Luppa P, Oettrich K, Schwab I, Langmandel U, Neumeier D
Institute for Clinical Chemistry, Klinikum Grosshadern, University of Munich, FRG.
Acta Endocrinol (Copenh). 1989 Dec;121(6):791-6. doi: 10.1530/acta.0.1210791.
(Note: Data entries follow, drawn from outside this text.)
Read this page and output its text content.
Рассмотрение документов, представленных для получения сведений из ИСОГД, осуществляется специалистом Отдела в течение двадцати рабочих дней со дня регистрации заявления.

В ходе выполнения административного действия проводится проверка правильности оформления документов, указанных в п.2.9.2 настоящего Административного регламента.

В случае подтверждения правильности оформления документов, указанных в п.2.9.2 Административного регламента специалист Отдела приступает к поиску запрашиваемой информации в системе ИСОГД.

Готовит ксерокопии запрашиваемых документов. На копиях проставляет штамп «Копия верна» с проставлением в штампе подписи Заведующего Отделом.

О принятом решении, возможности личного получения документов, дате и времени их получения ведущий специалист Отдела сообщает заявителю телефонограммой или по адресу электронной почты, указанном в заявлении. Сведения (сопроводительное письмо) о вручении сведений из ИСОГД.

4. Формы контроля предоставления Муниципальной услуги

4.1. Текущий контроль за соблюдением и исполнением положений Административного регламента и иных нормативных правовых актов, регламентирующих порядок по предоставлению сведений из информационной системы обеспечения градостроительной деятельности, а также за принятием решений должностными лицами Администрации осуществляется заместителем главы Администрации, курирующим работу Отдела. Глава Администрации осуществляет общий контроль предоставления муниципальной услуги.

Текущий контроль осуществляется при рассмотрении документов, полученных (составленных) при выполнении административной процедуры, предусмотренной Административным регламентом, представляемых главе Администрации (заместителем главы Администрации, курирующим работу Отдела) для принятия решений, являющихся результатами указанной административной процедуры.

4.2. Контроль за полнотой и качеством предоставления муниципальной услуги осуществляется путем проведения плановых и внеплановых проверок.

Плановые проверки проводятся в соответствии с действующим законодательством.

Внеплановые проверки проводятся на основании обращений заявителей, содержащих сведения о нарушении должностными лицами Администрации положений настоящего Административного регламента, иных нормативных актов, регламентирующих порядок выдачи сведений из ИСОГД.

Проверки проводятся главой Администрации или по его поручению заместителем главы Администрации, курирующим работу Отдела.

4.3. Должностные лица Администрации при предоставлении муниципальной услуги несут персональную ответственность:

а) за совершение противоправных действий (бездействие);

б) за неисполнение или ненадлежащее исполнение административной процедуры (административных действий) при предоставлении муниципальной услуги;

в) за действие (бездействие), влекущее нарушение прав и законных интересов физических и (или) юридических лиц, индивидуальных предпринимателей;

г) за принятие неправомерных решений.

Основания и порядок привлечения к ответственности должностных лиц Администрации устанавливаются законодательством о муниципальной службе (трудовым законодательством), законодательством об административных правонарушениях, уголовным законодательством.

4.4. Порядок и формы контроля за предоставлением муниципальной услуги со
The human hepatoma cell line HEP G2 was investigated in an indirect immunofluorescence study for localization of the sex hormone-binding globulin. Cells were grown directly to confluency on the slides used for the immunocytochemical staining. A fine granular cytoplasmatic fluorescence pattern revealed the presence of sex hormone-binding globulin. Chang-liver cells used as controls, incubated under the same conditions, did not fluoresce. The synthesis of the hormone-binding protein in HEP G2 cells, which could be stimulated by L-thyroxine in the culture medium, was monitored by either indirect immunofluorescence or by immunoradiometric determination of sex hormone-binding globulin in the supernatant. These studies demonstrate that immunofluorescence techniques are able to detect sex hormone-binding globulin in human hepatoma cells.
在一项间接免疫荧光研究中,对人肝癌细胞系HEP G2进行了检测,以确定性激素结合球蛋白的定位。细胞直接在用于免疫细胞化学染色的载玻片上生长至汇合。精细的颗粒状细胞质荧光模式显示存在性激素结合球蛋白。作为对照的Chang肝细胞,在相同条件下孵育,未发出荧光。通过间接免疫荧光或通过免疫放射测定培养基上清液中的性激素结合球蛋白,监测HEP G2细胞中可被培养基中的L-甲状腺素刺激的激素结合蛋白的合成。这些研究表明,免疫荧光技术能够检测人肝癌细胞中的性激素结合球蛋白。